Thursday, February 21, 2013

Apparently Google doesn't think much of me...

So Googling myself yields some somewhat surprising results...
All of the above are actually about me -  Source
I'm glad to see that employers and scholarships committees that might potentially research me in the near future will see that I won a National Achievement award and graduated from Monroe High School, but I do wish I had more recent results. My blog and Glogster accounts don't appear until halfway down the second page, and Google images is even worse, yielding only one picture of me. Considering that I don't have a Facebook or (active) Twitter, I'm genuinely surprised that anything popped up.
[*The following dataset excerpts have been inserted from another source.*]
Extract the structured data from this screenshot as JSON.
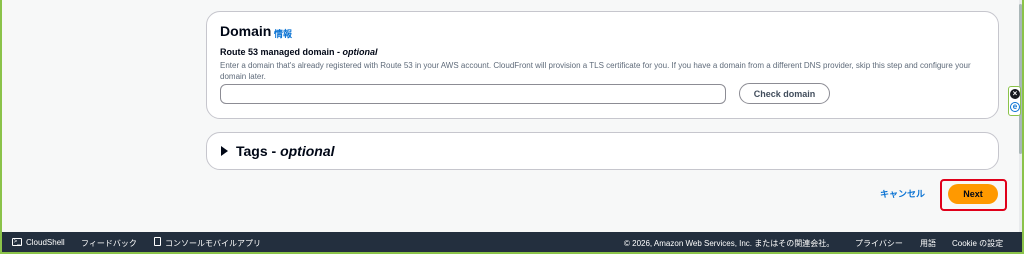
{
  "domain_section": {
    "title": "Domain",
    "info_link": "情報",
    "field_label": "Route 53 managed domain - ",
    "field_label_optional": "optional",
    "description": "Enter a domain that's already registered with Route 53 in your AWS account. CloudFront will provision a TLS certificate for you. If you have a domain from a different DNS provider, skip this step and configure your domain later.",
    "input_value": "",
    "input_placeholder": "",
    "check_button": "Check domain"
  },
  "tags_section": {
    "title": "Tags - ",
    "title_optional": "optional"
  },
  "actions": {
    "cancel": "キャンセル",
    "next": "Next"
  },
  "footer": {
    "cloudshell": "CloudShell",
    "feedback": "フィードバック",
    "console_mobile": "コンソールモバイルアプリ",
    "copyright": "© 2026, Amazon Web Services, Inc. またはその関連会社。",
    "privacy": "プライバシー",
    "terms": "用語",
    "cookie": "Cookie の設定"
  },
  "colors": {
    "accent": "#0972d3",
    "primary_button": "#ff9900",
    "highlight": "#e0001a",
    "footer_bg": "#232f3e"
  }
}
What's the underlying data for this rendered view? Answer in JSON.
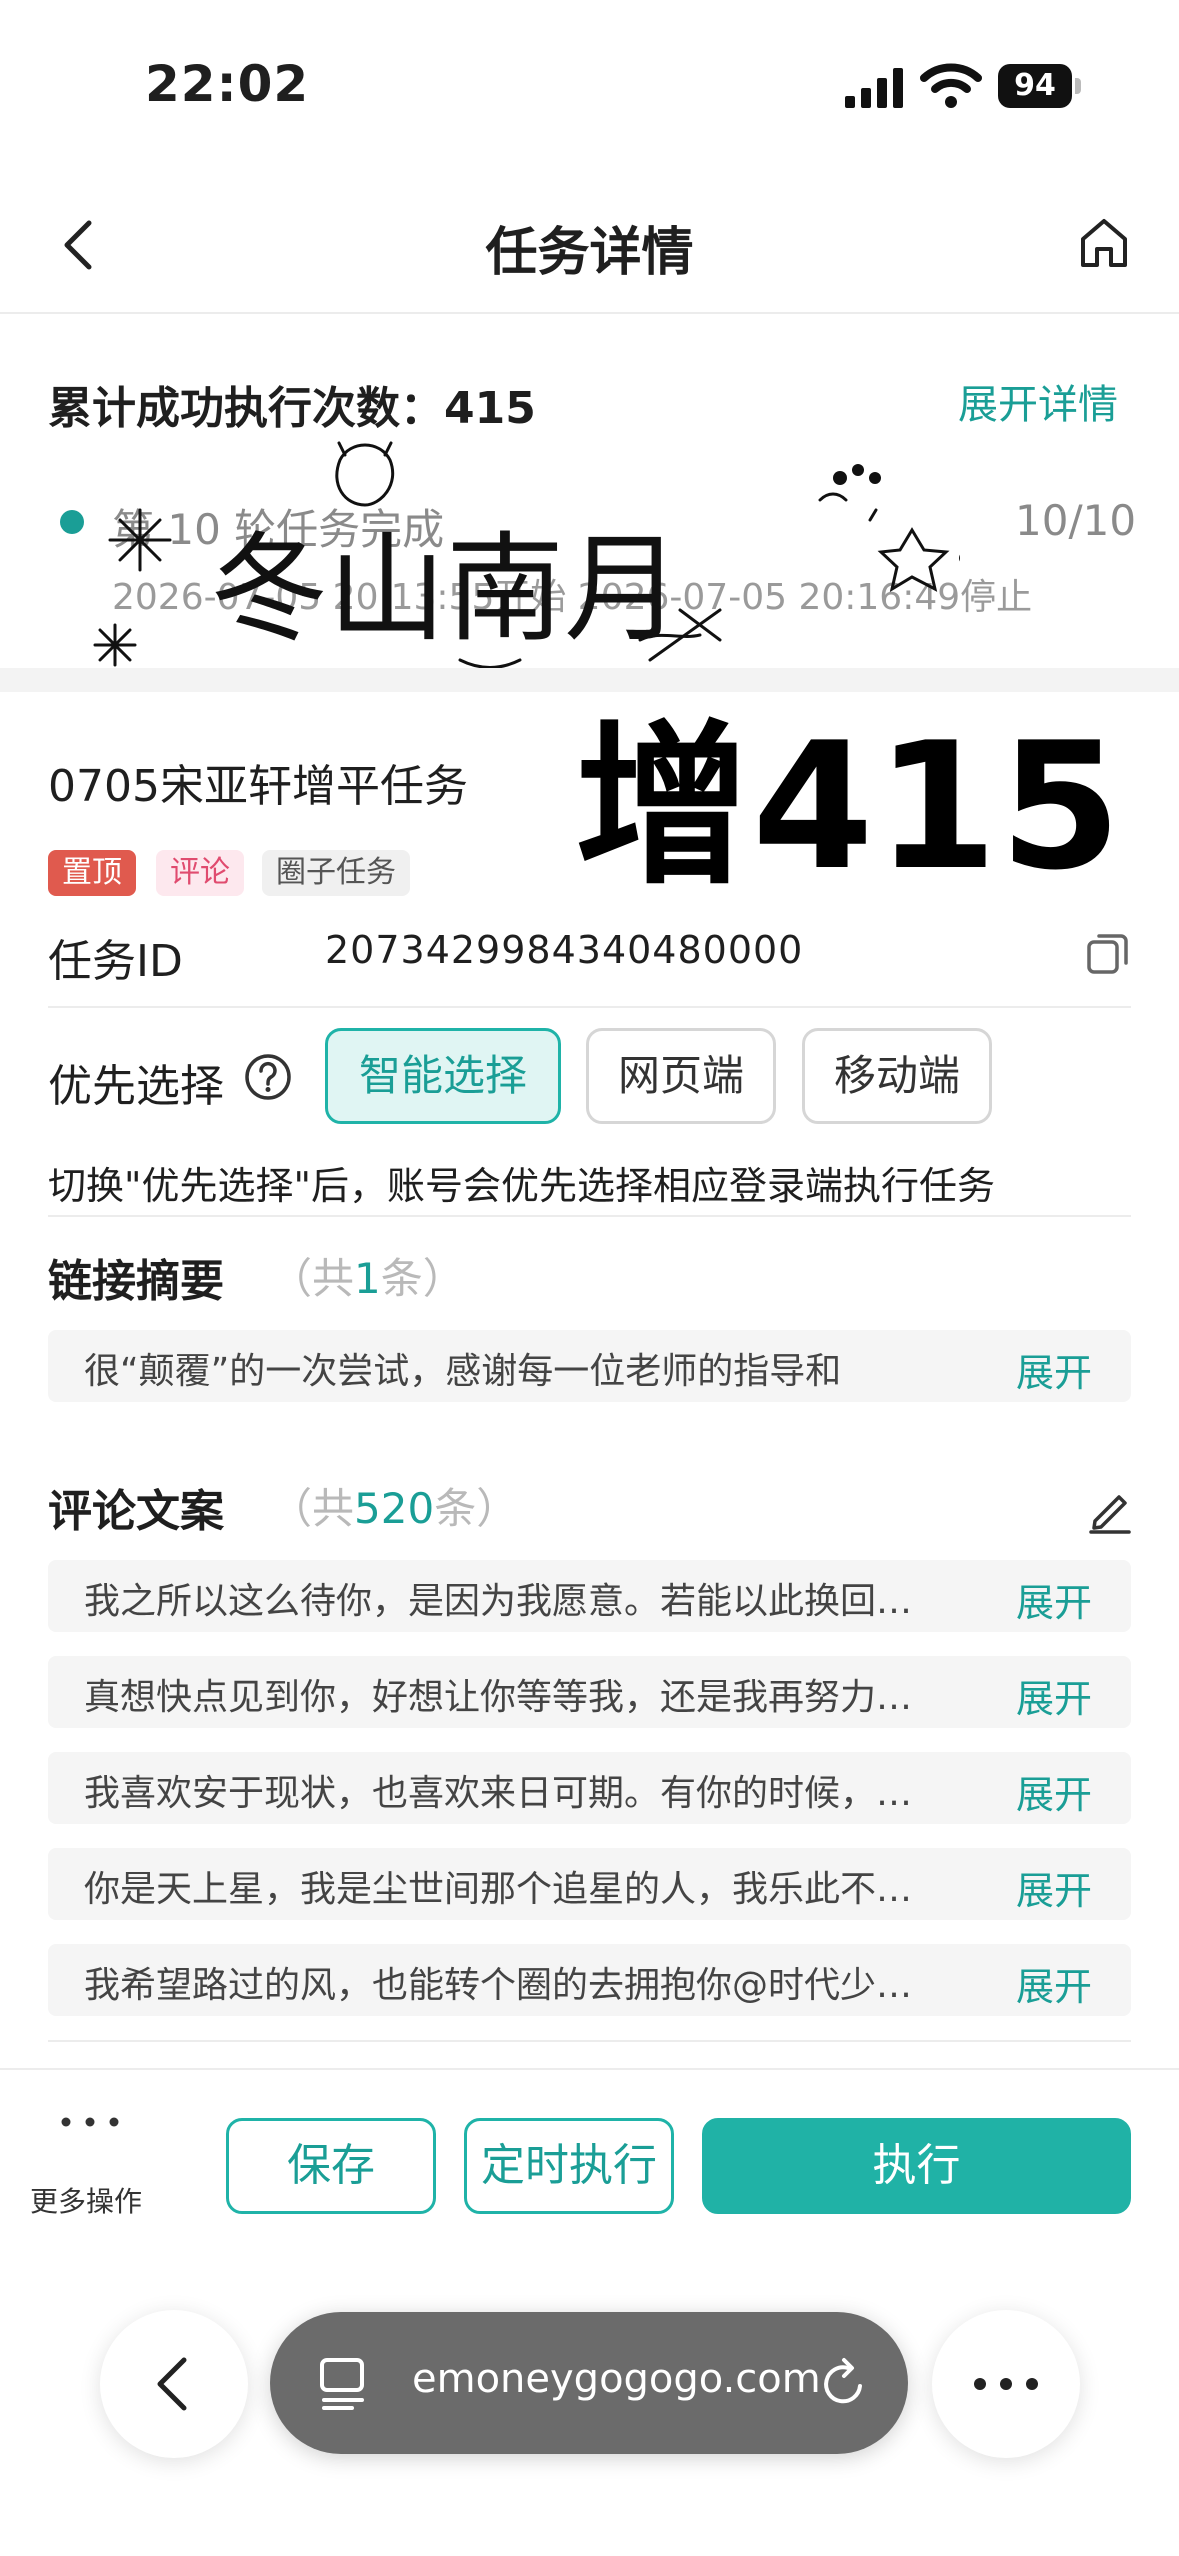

One one hand, I'm glad to lack an internet presence, because I don't have to worry about drunken regrets or vengeful friends wrecking havoc; on the other hand, I have to wonder if my near invisibility on the internet is detrimental. Articles such as this and this leave me wondering if I look suspicious or like a social deviant because people can't search me on Facebook.  Personally, I think it's favorable to have less information online, because it limits the amount of stupidity that can be (correctly or incorrectly) traced back to you. As much as I love my friends and family, some of them are the driving force behind why I feel uncomfortable with my name and information plastered across the web. One small comment out of context or one friend who is a little too passionate about a particular issue and my career might be in jeopardy like this teacher from Wake County. Furthermore, it seems that the Internet often amplifies people's natural stupidity and drowns out reason, leading to numerous stories about teacher transgressions online.

That being said, I believe that as teachers in a digital age, we need to have some sort of Internet presence, lest we appear imposters. As disquieting as it is to find scantily clad photos and racist remarks on a teacher's Facebook, it's equally as worrisome to find nothing at all. A good way to strike a balance between these two is being keeping a blog (ahem) and following guidelines and tips such as the ones posted by veteran teacher and global collaborator Vicki Davis at Cool Cat Teacher Blog.

Video courtesy of CNN on YouTube


1 comment:

  1. Shannon,

    Your dual perspectives about Internet presence give readers a lot to think about. Good job on enhancing community with your resources!